「綺麗だな」


静寂の中に突然落ちた声。

あまりにも驚いて、ビクッと体が飛び上がる。

そして、勢いのまま声のした方に振り返った。

だけど、その先に見えた姿に目を見開く。


「櫻井さん――?」


勢いよく振り返った先には、片方の手をポケットに入れた櫻井さんが、桜を見上げながらこちらに歩いてくる姿だった。
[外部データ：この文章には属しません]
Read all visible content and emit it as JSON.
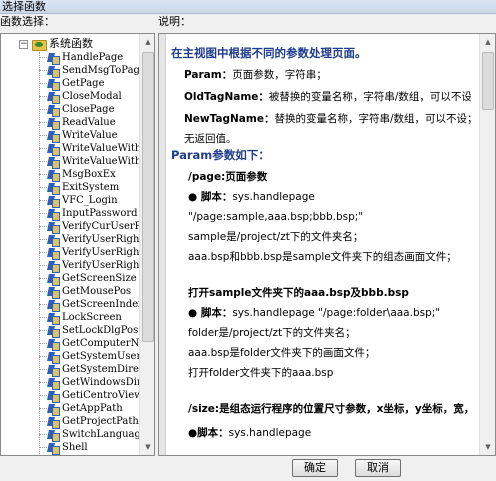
{
  "window": {
    "title": "选择函数"
  },
  "labels": {
    "left": "函数选择：",
    "right": "说明："
  },
  "tree": {
    "root": {
      "label": "系统函数",
      "expander": "−"
    },
    "items": [
      "HandlePage",
      "SendMsgToPage",
      "GetPage",
      "CloseModal",
      "ClosePage",
      "ReadValue",
      "WriteValue",
      "WriteValueWithLo",
      "WriteValueWithAc",
      "MsgBoxEx",
      "ExitSystem",
      "VFC_Login",
      "InputPassword",
      "VerifyCurUserRig",
      "VerifyUserRightU",
      "VerifyUserRightUC",
      "VerifyUserRight",
      "GetScreenSize",
      "GetMousePos",
      "GetScreenIndex",
      "LockScreen",
      "SetLockDlgPos",
      "GetComputerName",
      "GetSystemUserNam",
      "GetSystemDirecto",
      "GetWindowsDirect",
      "GetiCentroViewUs",
      "GetAppPath",
      "GetProjectPath",
      "SwitchLanguage",
      "Shell"
    ]
  },
  "description": {
    "lines": [
      {
        "text": "在主视图中根据不同的参数处理页面。",
        "style": "blue"
      },
      {
        "bold": "Param：",
        "text": "页面参数，字符串；"
      },
      {
        "bold": "OldTagName：",
        "text": "被替换的变量名称，字符串/数组，可以不设；"
      },
      {
        "bold": "NewTagName：",
        "text": "替换的变量名称，字符串/数组，可以不设；"
      },
      {
        "text": "无返回值。"
      },
      {
        "text": "Param参数如下：",
        "style": "blue"
      },
      {
        "bold": "/page:页面参数",
        "text": ""
      },
      {
        "bold": "● 脚本：",
        "text": "sys.handlepage"
      },
      {
        "text": "\"/page:sample,aaa.bsp;bbb.bsp;\""
      },
      {
        "text": "sample是/project/zt下的文件夹名；"
      },
      {
        "text": "aaa.bsp和bbb.bsp是sample文件夹下的组态画面文件；"
      },
      {
        "bold": "打开sample文件夹下的aaa.bsp及bbb.bsp",
        "text": ""
      },
      {
        "bold": "● 脚本：",
        "text": "sys.handlepage \"/page:folder\\aaa.bsp;\""
      },
      {
        "text": "folder是/project/zt下的文件夹名；"
      },
      {
        "text": "aaa.bsp是folder文件夹下的画面文件；"
      },
      {
        "text": "打开folder文件夹下的aaa.bsp"
      },
      {
        "bold": "/size:是组态运行程序的位置尺寸参数，x坐标，y坐标，宽，高",
        "text": ""
      },
      {
        "bold": "●脚本：",
        "text": "sys.handlepage"
      }
    ]
  },
  "buttons": {
    "ok": "确定",
    "cancel": "取消"
  },
  "colors": {
    "heading": "#1f3c8e",
    "border": "#8a8a8a"
  }
}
一瞬幻かと思って目を瞬くが、やっぱり櫻井さんだと分かって心臓が早鐘を打つ。

それと同時に、どうしてここに? という疑問が湧く。


「会議、は……」


動揺からか、言葉が端的で僅かに揺れている。

そんな私に、ようやく視線を向けた櫻井さんが僅かに口角を上げて微笑んだ。


「終わった」

「どうして、ここに」

「帰る途中に桜が見えたから、ちょっと寄っただけ」

「――」

「そしたら、松本がいて驚いた」


その言葉に、とりあえずコクンと頷く。

心を落ち着かせて櫻井さんを見れば、確かにいつものコートを羽織って鞄も持っている。

そういえば、駐車場に行く途中、たまにここを通るって言っていた。

ここで会ったのは、本当に偶然だろう。